'Great kid' at Ledyard High School never gave up, despite brain tumor

Ledyard High School senior Jeremiah Kalbach in the weight room last month at Ledyard High. Kalbach overcame surgery and treatment for a brain tumor as a freshman and will graduate with his class.
Ledyard High School senior Jeremiah Kalbach in the weight room last month at Ledyard High. Kalbach overcame surgery and treatment for a brain tumor as a freshman and will graduate with his class. Tim Cook/The Day Buy Photo

Ledyard - It was sometime after he underwent brain surgery to remove a malignant tumor that Jeremiah Kalbach announced he would graduate on time and with his classmates at Ledyard High School.

He was told it would be no small feat and there was a good likelihood of staying back a year. But he remained undeterred.

Kalbach missed all of his freshman year and much of his sophomore year while undergoing chemotherapy and radiation treatment, among other procedures, that would leave him underweight, weak and generally lacking stamina.

He compensated by catching up with a tutor at home and taking online classes. Cancer free, he rejoined his classmates during his sophomore year and said he is "ecstatic" to be accepting his diploma on June 21.

Kalbach's inspirational comeback is a testament to his perseverance and upbeat attitude, according to Director of Guidance David Doyle.

"He's a great kid, very pleasant and always upbeat, even through the most difficult trying times," Doyle said. "After what he's gone through he's remained positive and visits the office telling jokes. He has an incredibly positive attitude."

Kalbach's illness first came to light at the age of 14 while in the eighth grade. He started experiencing bouts of nausea and vomiting while playing lacrosse, a sport he loves but has since had to give up.

Doctors couldn't immediately pinpoint the problem. Meanwhile, his sickness became more frequent. His mother, Elizabeth Kalbach, said doctors had at first prescribed medicine to combat acid reflux.

Then headaches started and grew progressively worse as 2010 progressed.

Eventually, a pediatrician sent Kalbach for a CT scan at The William W. Backus Hospital where the brain tumor was discovered.

She said no one in the family had much time for doom and gloom. They were immediately sent to Yale-New Haven Hospital for surgery.

"They told us don't go home, don't pack a bag, just go," his mother said.

Kalbach remembers feeling relief that there was finally a diagnosis after months of uncertainty and suffering. Still, he said, he cried on the way to Yale. He remembers his mother repeatedly telling him that "if she could have taken it she would."

The surgery to remove the brain tumor was successful. Kalbach spent several weeks in the hospital before traveling to a rehabilitation hospital in Boston for radiation treatment and later chemotherapy and physical therapy.

He said family and friends kept him in good spirits.

Kalbach said he handled the medicine well, better than what he would have expected. But he was a small kid to start with, and had shrunk to about 90 pounds at one point. He now has weekly physical therapy sessions at school.

Elizabeth Kalbach says the entire family - father, sister and brother - remained positive, kept faith in God and were buoyed by the support of family, friends and the medical and school community. Kalbach said he cherishes the giant poster signed by numerous students and friends, dozens of cards and a video of get-well wishes.

"It feels pretty fantastic to have had such a traumatic start and to work my way up to graduate with my peers," he said.

Several positives also came out of the experience, he said. He is now vice president of the Connecticut Chapter of the Kids and Families Impacting Disease to Research Science, a group that meets at various hospitals in an advisory role, suggesting how hospitals can be more innovative with research, particularly when it comes to children.

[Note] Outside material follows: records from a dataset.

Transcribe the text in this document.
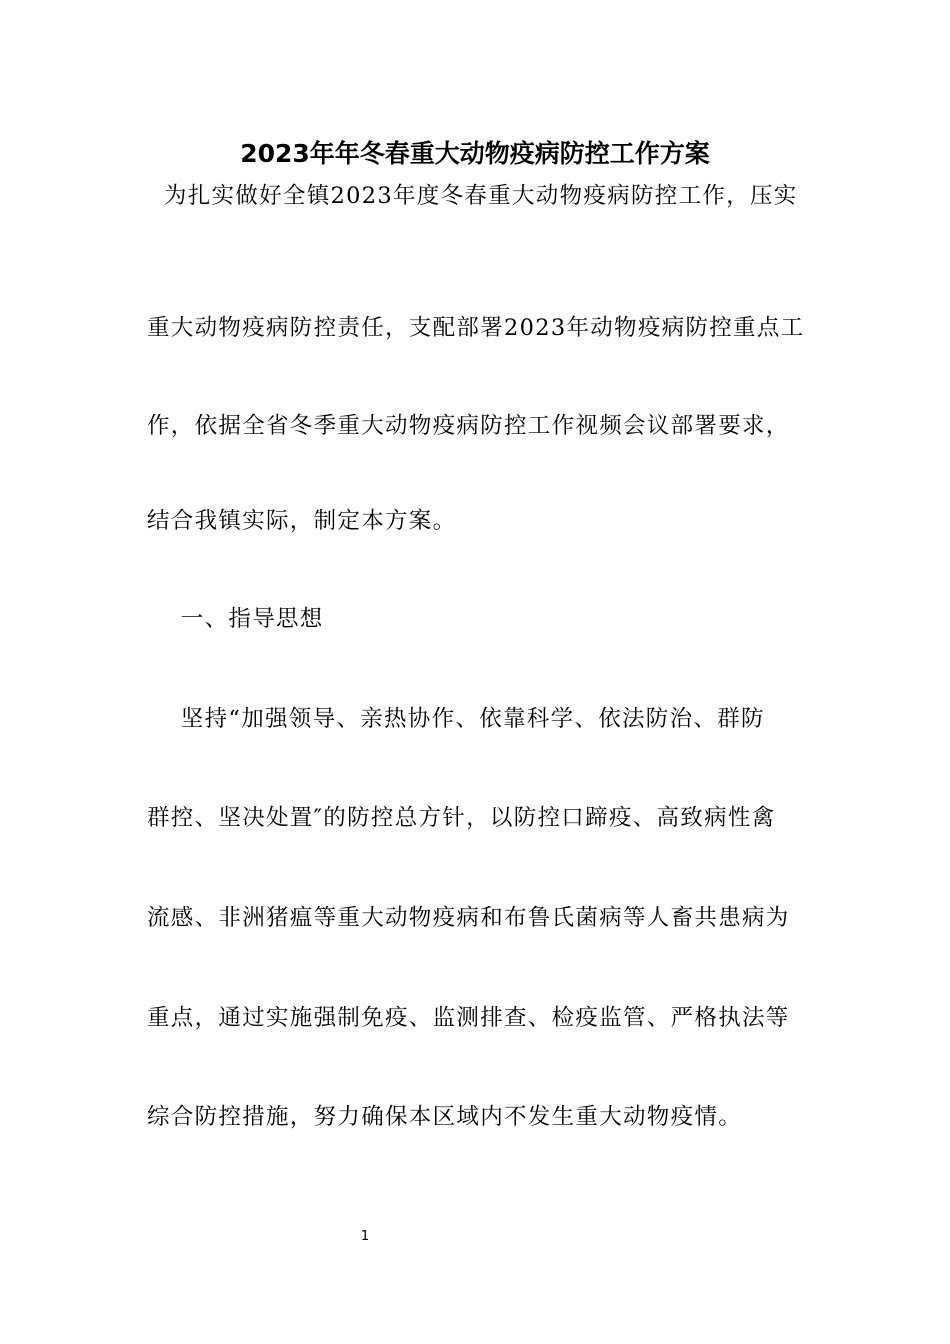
2023年年冬春重大动物疫病防控工作方案
为扎实做好全镇2023年度冬春重大动物疫病防控工作，压实
重大动物疫病防控责任，支配部署2023年动物疫病防控重点工
作，依据全省冬季重大动物疫病防控工作视频会议部署要求，
结合我镇实际，制定本方案。
一、指导思想
坚持“加强领导、亲热协作、依靠科学、依法防治、群防
群控、坚决处置″的防控总方针，以防控口蹄疫、高致病性禽
流感、非洲猪瘟等重大动物疫病和布鲁氏菌病等人畜共患病为
重点，通过实施强制免疫、监测排查、检疫监管、严格执法等
综合防控措施，努力确保本区域内不发生重大动物疫情。
1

"We're trying to build a worldwide network of kids' groups … so that when someone starts a trial or study they can contact us and we can talk globally to 100 kids with things like sickle cell anemia or leukemia. They can ask us questions," he said.

The group has given feedback to Pfizer researchers and earlier this year set up a booth at a convention of the American Academy of Pediatrics in Vancouver, talking to researchers and pediatric oncologists and meeting with their Canadian counterparts.

"This is just the first year," he said. "It can get bigger and bigger and change the way medicine is done."

In addition to his work with the group, Kalbach and his mother both joined efficacy boards at Yale-New Haven.

"It feels great to give back," he said.

He said he was unable to join any team sports at school because they were just too physically draining. Instead, he discovered the Unified Sports team, where he has paired with intellectually challenged students in several sports.

As for his future career, Kalbach said he now has a great appreciation for physical therapists and plans to explore something in the field as he works his way through classes at Three Rivers Community College in Norwich.